Hast du irgendwie alle Taschentücher in deinem Rucksack aufgebraucht und sie durch alte Snackverpackungen ersetzt?

Ein sehr konkretes Beispiel. Weiter im Text.

Wenn du deine Ausrüstung jetzt überprüfst, gibt es weniger Überraschungen, sobald das kältere Wetter richtig einsetzt.

Das ist auch eine gute Zeit, um deine Sachen zu reinigen, kleine Reparaturen vorzunehmen und herauszufinden, was tatsächlich fehlt, bevor die Herbstabenteuer beginnen.

Und pass bitte auf deine Füße auf

Spätsommerliche Wege können trügerisch trocken, staubig oder locker sein oder nach Regen plötzlich matschig werden.

Werde langsamer, wenn sich der Untergrund verändert.

Besonders bergab.

Ich verliere beim Ausrutschen absolut jede Würde.

Manche Menschen fangen sich elegant wieder.

Ich mache sechs hektische Armbewegungen, die aussehen, als wollte ich einen Hubschrauber herbeirufen.
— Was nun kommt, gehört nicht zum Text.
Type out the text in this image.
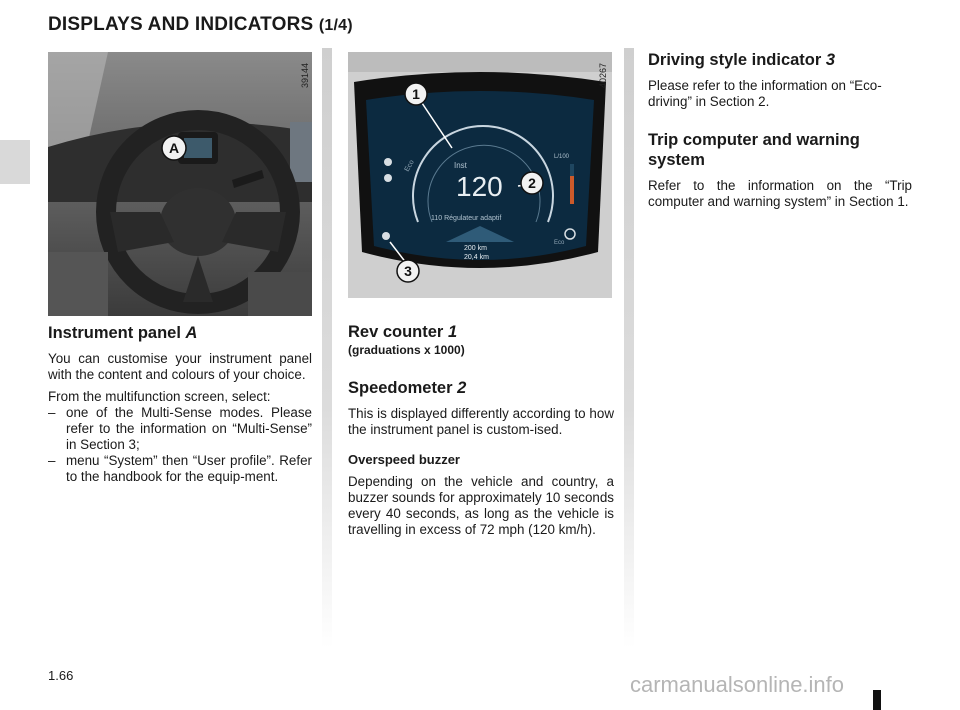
DISPLAYS AND INDICATORS (1/4)
A
39144
Inst
120
Eco
110 Régulateur adaptif
200 km
20,4 km
L/100
Eco
1
2
3
40267
Instrument panel A

You can customise your instrument panel with the content and colours of your choice.

From the multifunction screen, select:

– one of the Multi-Sense modes. Please refer to the information on “Multi-Sense” in Section 3;
– menu “System” then “User profile”. Refer to the handbook for the equip-ment.
Rev counter 1
(graduations x 1000)
Speedometer 2

This is displayed differently according to how the instrument panel is custom-ised.

Overspeed buzzer

Depending on the vehicle and country, a buzzer sounds for approximately 10 seconds every 40 seconds, as long as the vehicle is travelling in excess of 72 mph (120 km/h).

Driving style indicator 3

Please refer to the information on “Eco-driving” in Section 2.

Trip computer and warning system

Refer to the information on the “Trip computer and warning system” in Section 1.

1.66	carmanualsonline.info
Also ja, guter Halt ist wichtig.

Und fangt mir gar nicht erst mit Leuten an, die bei der Arbeit Fisch in der Mikrowelle aufwärmen.

Hat überhaupt nichts mit Wandern zu tun.

Immer noch inakzeptabel.

Vielleicht ist das der schönste Teil des Sommers

Früher dachte ich, Ende August sei der Zeitpunkt, an dem der Sommer langsam ausklingt.

Heute denke ich, dass genau das den Reiz ausmacht.

Die Tage sind immer noch warm.

Es bleibt noch reichlich Sommer, den man genießen kann.

Aber die Morgen können sich anders anfühlen. Die Wege beginnen, sich zu verändern. Das Licht wandelt sich. Du greifst wieder öfter nach einer zusätzlichen Schicht.

Ende August ist weder richtig Sommerwandern noch Herbstwandern.

Es liegt irgendwo dazwischen.

Und vielleicht gefällt es mir genau deshalb.

Du hast einen Fuß im Sommer und einen in der nächsten Jahreszeit – vorzugsweise, ohne dabei dramatisch auf losem Schotter auszurutschen.

Bevor du also den Sommer gedanklich einpackst und auf die Herbstfarben zu warten beginnst, geh noch einmal wandern.

Brich früh auf. Nimm einen Snack mit. Nimm die etwas längere Route, wenn die Bedingungen es zulassen. Mach Halt, wenn das Licht geradezu absurd gut aussieht.

Vielleicht stellst du fest, dass die etwas unbequeme kleine Lücke zwischen den Jahreszeiten tatsächlich zu den schönsten Zeiten gehört, um draußen unterwegs zu sein.